By William Wolf

THE MAN WHO KILLED DON QUIXOTE  Send This Review to a Friend

It took director Terry Gilliam 30 years to get his Don Quixote vision on screen. It was worth the wait. His adventurous “The Man Who Killed Don Quixote” is a huge entertainment filled with striking imagery, colorful performances and ideas that reflect Gilliam’s fascination with the Cervantes character and the director’s own quest to see his desire become a reality.

There are many pleasures to be found in watching this film, which was shot in Spain, Portugal and the Canary Islands and has an intricate screenplay by Gilliam and Tony Grisoni. The striking visuals are one reward. The story is imaginative. And the performances are impressive, especially those of Adam Driver and Jonathan Pryce.

Driver plays Toby, who previously made a student film about Quixote in a Spanish village. Now, his ambitions channeled from artistic aims into the advertising world, Toby returns to film a commercial. He not only finds that the village has changed but his earlier work had left considerable damage to those involved with the film.

For one thing, Javier, the shoemaker who played Quixote, has gone bonkers and morphed into believing that he really is Quixote. Jonathan Pryce is brilliant in that role, a picture-stealer who looks as if he is having the time of his life as an actor.
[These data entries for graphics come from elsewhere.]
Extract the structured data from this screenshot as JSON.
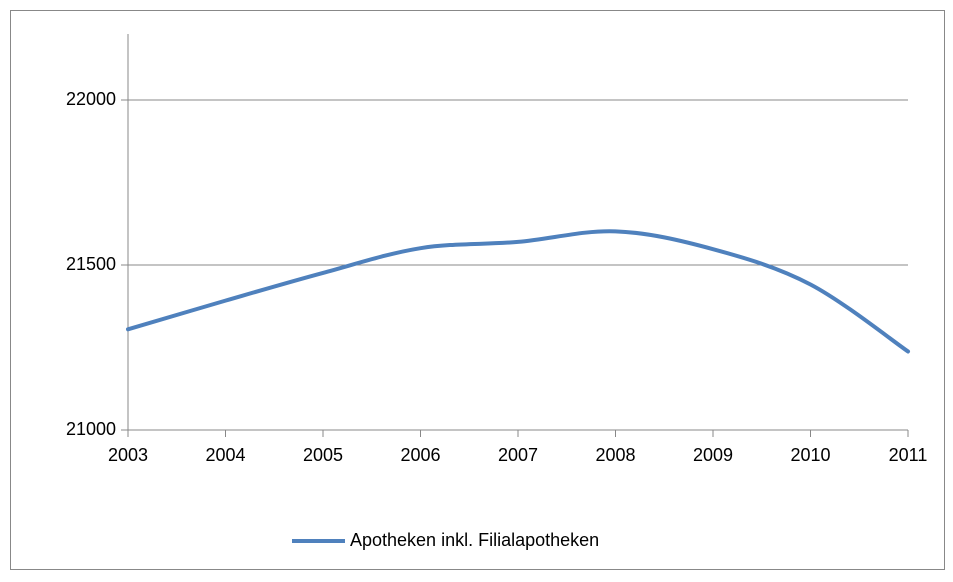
{
  "chart_data": {
    "type": "line",
    "categories": [
      "2003",
      "2004",
      "2005",
      "2006",
      "2007",
      "2008",
      "2009",
      "2010",
      "2011"
    ],
    "series": [
      {
        "name": "Apotheken inkl. Filialapotheken",
        "color": "#4f81bd",
        "values": [
          21305,
          21392,
          21476,
          21551,
          21570,
          21602,
          21548,
          21441,
          21238
        ]
      }
    ],
    "ylim": [
      21000,
      22200
    ],
    "yticks": [
      21000,
      21500,
      22000
    ],
    "grid": true,
    "smooth": true,
    "legend": "bottom"
  }
}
It is a far different performance than the one we recently saw him give in “The Wife” as the egotistical husband of a thwarted woman played by Glenn Close. The new film is worth seeing just for Pryce’s work.

Driver is also excellent as the filmmaker swept into the new situation he encounters and becoming bewildered trying to get his work done in the midst of the mayhem that erupts. (One can currently also see Driver on the Broadway stage in “Burn This.”) Running through the film are, of course, parallels to themes of Cervantes filtered through Gilliam’s vision.

Personal relationships emerge, with Toby’s gross boss played by Stellan Skarsgard. There is a funny scene in which Toby is being seduced by the boss’s wife, played with horny intent by Olga Kurylenko, and the interruption by the sudden return of her husband as Toby flees.

Another key character is Angelica, an innkeeper’s attractive daughter, played with depth by Joana Ribeiro. Smitten by dreams of becoming an actress as a result of involvement with Toby and his student film, she has seen her ambitions shattered and we find her as the girlfriend of a super-wealthy, obnoxious Russian, who may remind us of the oligarchs we read about.

There are lavish party and religious sequences that are dazzling to watch, and tragedy occurs when Javier meets an accidental death. But before he dies Javier indicates that he may finally know he is not Quixote. It is amusing to see Toby undergo his own transformation, complete with a Sancho Panza.

“The Man Who Killed Don Quixote” needs to be seen rather than described, as Gilliam’s work soars above the printed word. Remember that he comes from Monte Python fame, and that he has made such ambitious films as “Brazil,” “Time Bandits,” “Jabberwocky,” “The Adventures of Baron Munchausen,” “The Fisher king,” “Twelve Monkeys” and “Fear and Loathing in Las Vegas.”

In 2002 I reviewed a film called “Lost In la Mancha” (See Search), about the failure to complete Gilliam’s Quixote extravaganza for a host of financial and casting reasons. How premature. Now that after Gilliam’s doggedness the film is actually with us, it stands as one of the most unusual screen entertainments of 2019 thus far, and offers delights for those who want to plunge into Gilliam’s intricate world to follow and analyze his take on the centuries-old work of the famed Miguel de Cervantes. An Alacran Pictures release. Reviewed April 19, 2019.